Untuk mencapai kondisi sosial-ekonomi di atas, proses pembentukan
pemerintahan yang berlangsung secara demokratis mutlak dilakukan. Sebagai
sebuah paradigma pengelolaan lembaga negara, good and clean governance dapat
terwujud secara maksimal jika ditopang oleh dua unsur yang saling terkait,
yaitu negara dan masyarakat madani yang didalamnya terdapat sektor swasta.
Negara dengan birokrasi pemerintahannya dituntut untuk mengubah pola pelayanan
publik dari perspektif birokrasi elitis menjadi birokrasi populis (tata kelola
pemerintahan yang berorientasi melayani dan berpihak kepada kepentingan
masyarakat).
Pada saat yang sama,sebagai komponen di luar birokarasi negara
sektor swasta harus pula bertanggung jawab dalam proses pengeloaan smber daya
alam dan perumusan kebijakan publik dengan menjadikan masyarakat sebagai mitra
strategis. dalam Hal ini, sebagai bagian dari pelaksanaan good and clean
governance , dunia usaha berkewajiban untuk memiliki tanggung jawab sosial
(CSR), yakni dalam bentukkebijakan sosial perusahaan yang bertanggung jawab
langsung dengan peningkatan kesejahteraan masyarakat di mana suatu perusahaan
beroperasi. Bentuk tanggung jawab sosial ini bisa diwujudkan dalam
program-program pengembangan masyarakat dan pelestarian lingkungan hidup.
Konsep Good Governance sebenarnya
telah lama dilaksanakan oleh semua pihak yaitu Pemerintah, Swasta dan
Masyarakat, namun demikian masih banyak yang rancu memahami konsep Governance.
Secara sederhana, banyak pihak menerjemahkan governance sebagai Tata
Pemerintahan. Tata pemerintahan disini bukan hanya dalam pengertian struktur
dan manajemen lembaga yang disebut eksekutif, karena pemerintah (government)

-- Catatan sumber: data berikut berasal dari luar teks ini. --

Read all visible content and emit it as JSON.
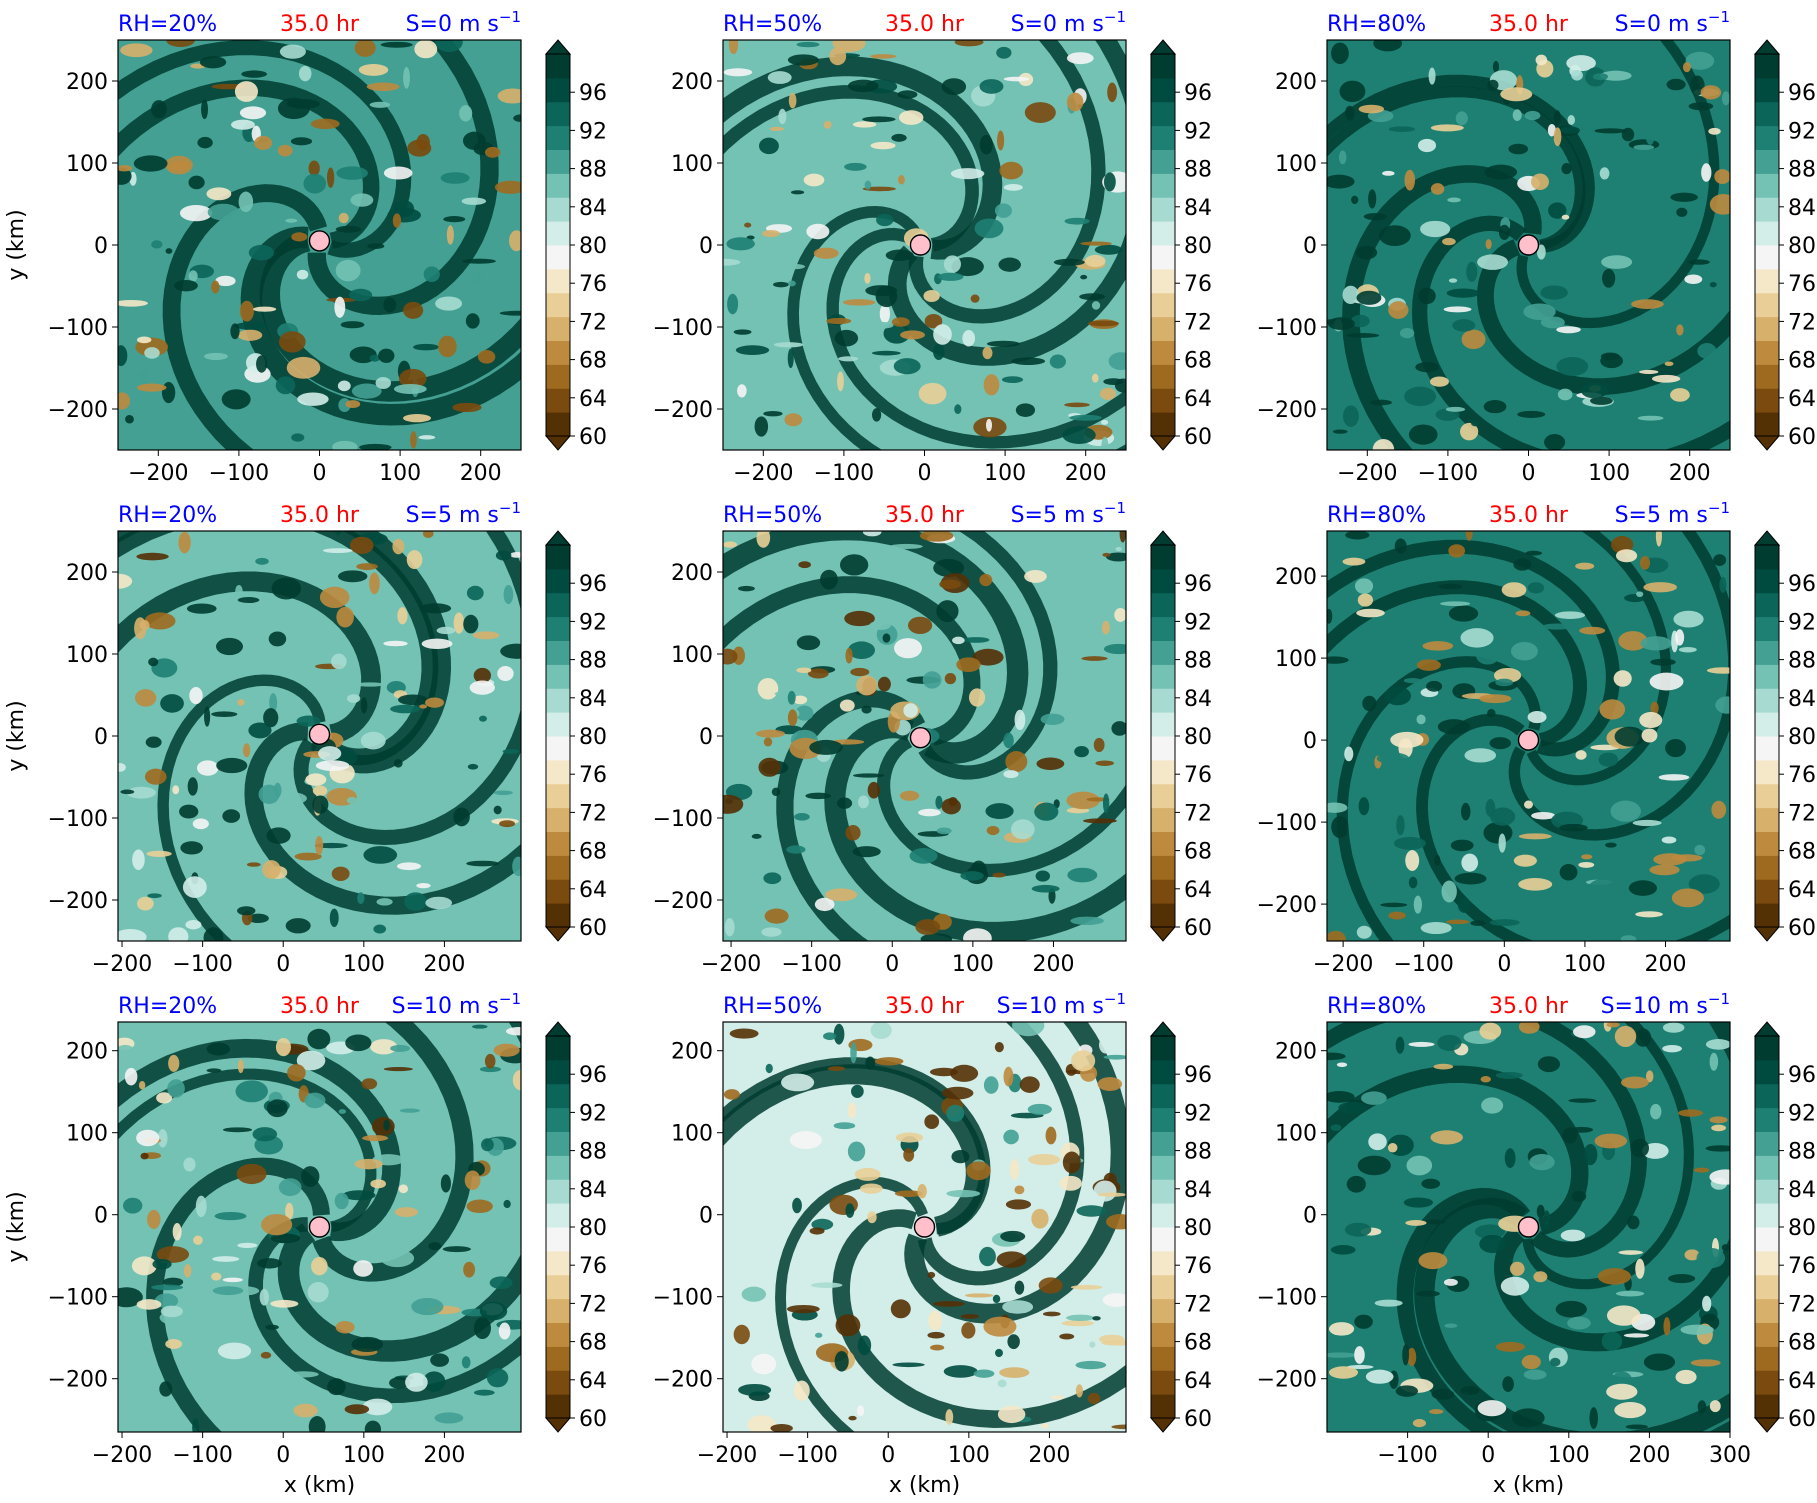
{
  "colors": {
    "title_left": "#0000ff",
    "title_center": "#ff0000",
    "title_right": "#0000ff",
    "colormap": [
      "#543005",
      "#7a4a0e",
      "#9e6a1f",
      "#be8a3e",
      "#d7b06b",
      "#e9cf97",
      "#f5e8c8",
      "#f5f5f5",
      "#d3ede9",
      "#a7dbd1",
      "#74c2b4",
      "#43a093",
      "#1e8073",
      "#0b6559",
      "#004b3f",
      "#003c30"
    ],
    "center_marker": "#ffc0cb"
  },
  "colorbar": {
    "ticks": [
      "60",
      "64",
      "68",
      "72",
      "76",
      "80",
      "84",
      "88",
      "92",
      "96"
    ],
    "range": [
      60,
      100
    ],
    "extend": "both"
  },
  "chart_data": [
    {
      "type": "heatmap",
      "title_left": "RH=20%",
      "title_center": "35.0 hr",
      "title_right": "S=0 m s",
      "title_right_sup": "−1",
      "xticks": [
        "−200",
        "−100",
        "0",
        "100",
        "200"
      ],
      "xtick_values": [
        -200,
        -100,
        0,
        100,
        200
      ],
      "xlim": [
        -250,
        250
      ],
      "yticks": [
        "200",
        "100",
        "0",
        "−100",
        "−200"
      ],
      "ytick_values": [
        200,
        100,
        0,
        -100,
        -200
      ],
      "ylim": [
        -250,
        250
      ],
      "ylabel": "y (km)",
      "xlabel": "",
      "center": [
        0,
        5
      ],
      "mean_rh": 88
    },
    {
      "type": "heatmap",
      "title_left": "RH=50%",
      "title_center": "35.0 hr",
      "title_right": "S=0 m s",
      "title_right_sup": "−1",
      "xticks": [
        "−200",
        "−100",
        "0",
        "100",
        "200"
      ],
      "xtick_values": [
        -200,
        -100,
        0,
        100,
        200
      ],
      "xlim": [
        -250,
        250
      ],
      "yticks": [
        "200",
        "100",
        "0",
        "−100",
        "−200"
      ],
      "ytick_values": [
        200,
        100,
        0,
        -100,
        -200
      ],
      "ylim": [
        -250,
        250
      ],
      "ylabel": "",
      "xlabel": "",
      "center": [
        -5,
        0
      ],
      "mean_rh": 86
    },
    {
      "type": "heatmap",
      "title_left": "RH=80%",
      "title_center": "35.0 hr",
      "title_right": "S=0 m s",
      "title_right_sup": "−1",
      "xticks": [
        "−200",
        "−100",
        "0",
        "100",
        "200"
      ],
      "xtick_values": [
        -200,
        -100,
        0,
        100,
        200
      ],
      "xlim": [
        -250,
        250
      ],
      "yticks": [
        "200",
        "100",
        "0",
        "−100",
        "−200"
      ],
      "ytick_values": [
        200,
        100,
        0,
        -100,
        -200
      ],
      "ylim": [
        -250,
        250
      ],
      "ylabel": "",
      "xlabel": "",
      "center": [
        0,
        0
      ],
      "mean_rh": 92
    },
    {
      "type": "heatmap",
      "title_left": "RH=20%",
      "title_center": "35.0 hr",
      "title_right": "S=5 m s",
      "title_right_sup": "−1",
      "xticks": [
        "−200",
        "−100",
        "0",
        "100",
        "200"
      ],
      "xtick_values": [
        -200,
        -100,
        0,
        100,
        200
      ],
      "xlim": [
        -205,
        295
      ],
      "yticks": [
        "200",
        "100",
        "0",
        "−100",
        "−200"
      ],
      "ytick_values": [
        200,
        100,
        0,
        -100,
        -200
      ],
      "ylim": [
        -250,
        250
      ],
      "ylabel": "y (km)",
      "xlabel": "",
      "center": [
        45,
        2
      ],
      "mean_rh": 87
    },
    {
      "type": "heatmap",
      "title_left": "RH=50%",
      "title_center": "35.0 hr",
      "title_right": "S=5 m s",
      "title_right_sup": "−1",
      "xticks": [
        "−200",
        "−100",
        "0",
        "100",
        "200"
      ],
      "xtick_values": [
        -200,
        -100,
        0,
        100,
        200
      ],
      "xlim": [
        -210,
        290
      ],
      "yticks": [
        "200",
        "100",
        "0",
        "−100",
        "−200"
      ],
      "ytick_values": [
        200,
        100,
        0,
        -100,
        -200
      ],
      "ylim": [
        -250,
        250
      ],
      "ylabel": "",
      "xlabel": "",
      "center": [
        35,
        -2
      ],
      "mean_rh": 85
    },
    {
      "type": "heatmap",
      "title_left": "RH=80%",
      "title_center": "35.0 hr",
      "title_right": "S=5 m s",
      "title_right_sup": "−1",
      "xticks": [
        "−200",
        "−100",
        "0",
        "100",
        "200"
      ],
      "xtick_values": [
        -200,
        -100,
        0,
        100,
        200
      ],
      "xlim": [
        -220,
        280
      ],
      "yticks": [
        "200",
        "100",
        "0",
        "−100",
        "−200"
      ],
      "ytick_values": [
        200,
        100,
        0,
        -100,
        -200
      ],
      "ylim": [
        -245,
        255
      ],
      "ylabel": "",
      "xlabel": "",
      "center": [
        30,
        0
      ],
      "mean_rh": 90
    },
    {
      "type": "heatmap",
      "title_left": "RH=20%",
      "title_center": "35.0 hr",
      "title_right": "S=10 m s",
      "title_right_sup": "−1",
      "xticks": [
        "−200",
        "−100",
        "0",
        "100",
        "200"
      ],
      "xtick_values": [
        -200,
        -100,
        0,
        100,
        200
      ],
      "xlim": [
        -205,
        295
      ],
      "yticks": [
        "200",
        "100",
        "0",
        "−100",
        "−200"
      ],
      "ytick_values": [
        200,
        100,
        0,
        -100,
        -200
      ],
      "ylim": [
        -265,
        235
      ],
      "ylabel": "y (km)",
      "xlabel": "x (km)",
      "center": [
        45,
        -15
      ],
      "mean_rh": 85
    },
    {
      "type": "heatmap",
      "title_left": "RH=50%",
      "title_center": "35.0 hr",
      "title_right": "S=10 m s",
      "title_right_sup": "−1",
      "xticks": [
        "−200",
        "−100",
        "0",
        "100",
        "200"
      ],
      "xtick_values": [
        -200,
        -100,
        0,
        100,
        200
      ],
      "xlim": [
        -205,
        295
      ],
      "yticks": [
        "200",
        "100",
        "0",
        "−100",
        "−200"
      ],
      "ytick_values": [
        200,
        100,
        0,
        -100,
        -200
      ],
      "ylim": [
        -265,
        235
      ],
      "ylabel": "",
      "xlabel": "x (km)",
      "center": [
        45,
        -15
      ],
      "mean_rh": 80
    },
    {
      "type": "heatmap",
      "title_left": "RH=80%",
      "title_center": "35.0 hr",
      "title_right": "S=10 m s",
      "title_right_sup": "−1",
      "xticks": [
        "−100",
        "0",
        "100",
        "200",
        "300"
      ],
      "xtick_values": [
        -100,
        0,
        100,
        200,
        300
      ],
      "xlim": [
        -200,
        300
      ],
      "yticks": [
        "200",
        "100",
        "0",
        "−100",
        "−200"
      ],
      "ytick_values": [
        200,
        100,
        0,
        -100,
        -200
      ],
      "ylim": [
        -265,
        235
      ],
      "ylabel": "",
      "xlabel": "x (km)",
      "center": [
        50,
        -15
      ],
      "mean_rh": 90
    }
  ]
}
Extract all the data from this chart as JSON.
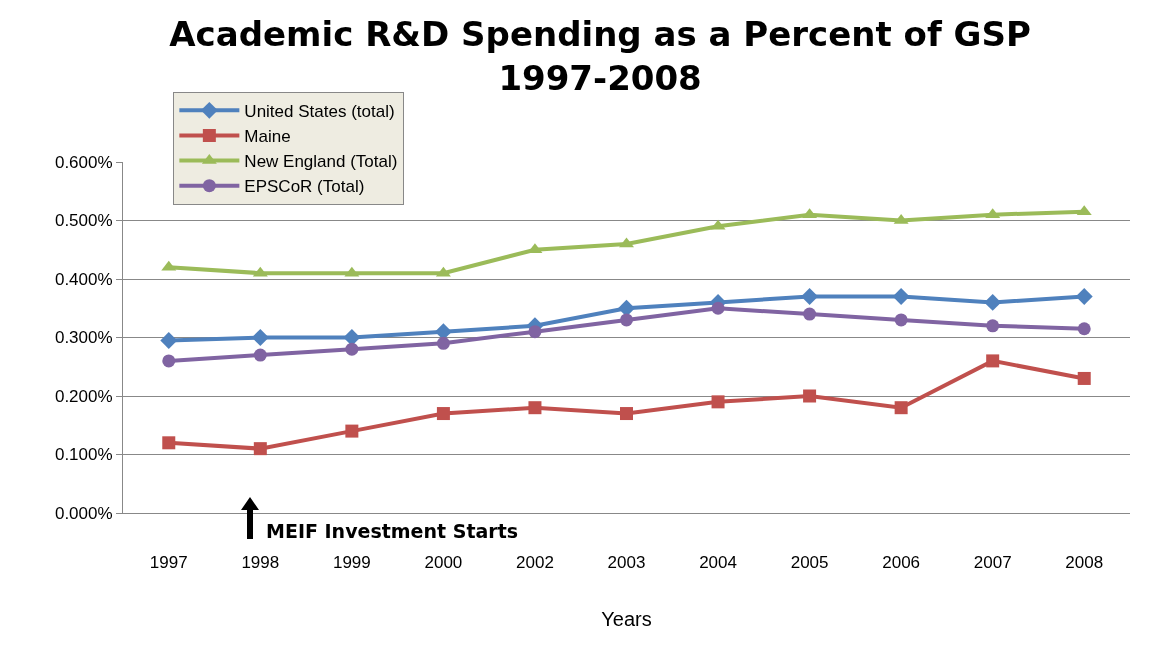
{
  "chart_data": {
    "type": "line",
    "title": "Academic R&D Spending as a Percent of GSP\n1997-2008",
    "xlabel": "Years",
    "categories": [
      "1997",
      "1998",
      "1999",
      "2000",
      "2002",
      "2003",
      "2004",
      "2005",
      "2006",
      "2007",
      "2008"
    ],
    "series": [
      {
        "name": "United States (total)",
        "color": "#4f81bd",
        "marker": "diamond",
        "values": [
          0.295,
          0.3,
          0.3,
          0.31,
          0.32,
          0.35,
          0.36,
          0.37,
          0.37,
          0.36,
          0.37
        ]
      },
      {
        "name": "Maine",
        "color": "#c0504d",
        "marker": "square",
        "values": [
          0.12,
          0.11,
          0.14,
          0.17,
          0.18,
          0.17,
          0.19,
          0.2,
          0.18,
          0.26,
          0.23
        ]
      },
      {
        "name": "New England (Total)",
        "color": "#9bbb59",
        "marker": "triangle",
        "values": [
          0.42,
          0.41,
          0.41,
          0.41,
          0.45,
          0.46,
          0.49,
          0.51,
          0.5,
          0.51,
          0.515
        ]
      },
      {
        "name": "EPSCoR (Total)",
        "color": "#8064a2",
        "marker": "circle",
        "values": [
          0.26,
          0.27,
          0.28,
          0.29,
          0.31,
          0.33,
          0.35,
          0.34,
          0.33,
          0.32,
          0.315
        ]
      }
    ],
    "ylim": [
      0,
      0.6
    ],
    "yticks": [
      {
        "value": 0,
        "label": "0.000%"
      },
      {
        "value": 0.1,
        "label": "0.100%"
      },
      {
        "value": 0.2,
        "label": "0.200%"
      },
      {
        "value": 0.3,
        "label": "0.300%"
      },
      {
        "value": 0.4,
        "label": "0.400%"
      },
      {
        "value": 0.5,
        "label": "0.500%"
      },
      {
        "value": 0.6,
        "label": "0.600%"
      }
    ],
    "grid": "y",
    "legend": "top left",
    "annotations": [
      "MEIF Investment Starts"
    ]
  }
}
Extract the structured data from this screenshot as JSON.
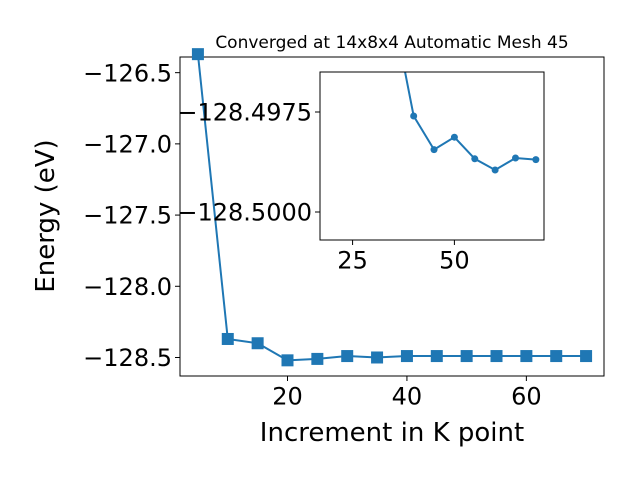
{
  "chart_data": [
    {
      "type": "line",
      "title": "Converged at 14x8x4 Automatic Mesh 45",
      "xlabel": "Increment in K point",
      "ylabel": "Energy (eV)",
      "xlim": [
        2,
        73
      ],
      "ylim": [
        -128.63,
        -126.39
      ],
      "x_ticks": [
        20,
        40,
        60
      ],
      "y_ticks": [
        -128.5,
        -128.0,
        -127.5,
        -127.0,
        -126.5
      ],
      "y_tick_labels": [
        "−128.5",
        "−128.0",
        "−127.5",
        "−127.0",
        "−126.5"
      ],
      "grid": false,
      "marker": "square",
      "color": "#1f77b4",
      "series": [
        {
          "x": [
            5,
            10,
            15,
            20,
            25,
            30,
            35,
            40,
            45,
            50,
            55,
            60,
            65,
            70
          ],
          "y": [
            -126.37,
            -128.37,
            -128.4,
            -128.52,
            -128.51,
            -128.49,
            -128.5,
            -128.49,
            -128.49,
            -128.49,
            -128.49,
            -128.49,
            -128.49,
            -128.49
          ]
        }
      ]
    },
    {
      "type": "line",
      "title": "",
      "xlabel": "",
      "ylabel": "",
      "inset": true,
      "xlim": [
        17,
        72
      ],
      "ylim": [
        -128.5007,
        -128.4965
      ],
      "x_ticks": [
        25,
        50
      ],
      "y_ticks": [
        -128.5,
        -128.4975
      ],
      "y_tick_labels": [
        "−128.5000",
        "−128.4975"
      ],
      "grid": false,
      "marker": "circle",
      "color": "#1f77b4",
      "series": [
        {
          "x": [
            35,
            40,
            45,
            50,
            55,
            60,
            65,
            70
          ],
          "y": [
            -128.495,
            -128.4976,
            -128.49844,
            -128.49813,
            -128.49867,
            -128.49895,
            -128.49865,
            -128.49869
          ]
        }
      ]
    }
  ]
}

hanyalah salah satu dari tiga aktor besar yang membentuk lembaga yang disebut
governance. Dua aktor lain adalah private sektor (sektor swasta) dan civil
society (masyarakat madani). Karenanya memahami governance adalah memahami
bagaimana integrasi peran antara pemerintah (birokrasi), sektor swasta dan
civil society dalam suatu aturan main yang disepakati bersama. Lembaga
pemerintah harus mampu menciptakan lingkungan ekonomi, politik, sosial budaya,
hukum dan keamanan yang kondusif. Sektor swasta berperan aktif dalam
menumbuhkan kegiatan perekonomian yang akan memperluas lapangan kerja dan
meningkatkan pendapatan, sedangkan civil society harus mampu berinteraksi
secara aktif dengan berbagai macam aktifitas perekonomian, sosial dan politik
termasuk bagaimana melakukan kontrol terhadap jalannya aktifitas-aktifitas
tersebut.
Mewujudkan konsep good governance
dapat dilakukan dengan mencapai keadaan yang baik dan sinergi antara
pemerintah, sektor swasta dan masyarakat sipil dalam pengelolaan sumber-sumber
alam, sosial, lingkungan dan ekonomi.
Konsep good governance dapat
diartikan menjadi acuan untuk proses dan struktur hubungan politik dan sosial
ekonomi yang baik. Human interest adalah faktor terkuat yang saat ini
mempengaruhi baik buruknya dan tercapai atau tidaknya sebuah negara serta
pemerintahan yang baik. Sudah menjadi bagian hidup yang tidak bisa dipisahkan
bahwa setiap manusia memiliki kepentingan. Baik kepentingan individu, kelompok,
dan/atau kepentingan masyarakat nasional bahkan internasional. Dalam rangka
mewujudkan setiap kepentingan tersebut selalu terjadi benturan. Begitu juga dalam
merealisasikan apa yang namanya “good governance” benturan kepentingan selalu
lawan utama. Kepentingan melahirkan jarak dan sekat antar individu dan kelompok
yang membuat sulit tercapainya kata “sepakat”. Good governance pada dasarnya
adalah suatu konsep yang mengacu kepada proses pencapaian keputusan dan
pelaksanaannya yang dapat dipertanggungjawabkan secara bersama. Sebagai suatu
konsensus yang dicapai oleh pemerintah, warga negara, dan sektor swasta bagi
penyelenggaraan pemerintahaan dalam suatu negara. Negara berperan memberikan
pelayanan demi kesejahteraan rakyat dengan sistem peradilan yang baik dan
sistem pemerintahan yang dapat dipertanggungjawaban kepada publik. Meruju pada
3 (tiga) pilar pembangunan berkelanjutan. Dalam pembangunan ekonomi, lingkungan,
dan pembangunan manusia. Good governance menyentuh 3 (tiga) pihak yaitu pihak
pemerintah (penyelenggara negara), pihak korporat atau dunia usaha (penggerak
ekonomi), dan masyarakat sipil (menemukan kesesuaiannya). Ketiga pihak tersebut
saling berperan dan mempengaruhi dalam penyelenggaraan negara yang baik.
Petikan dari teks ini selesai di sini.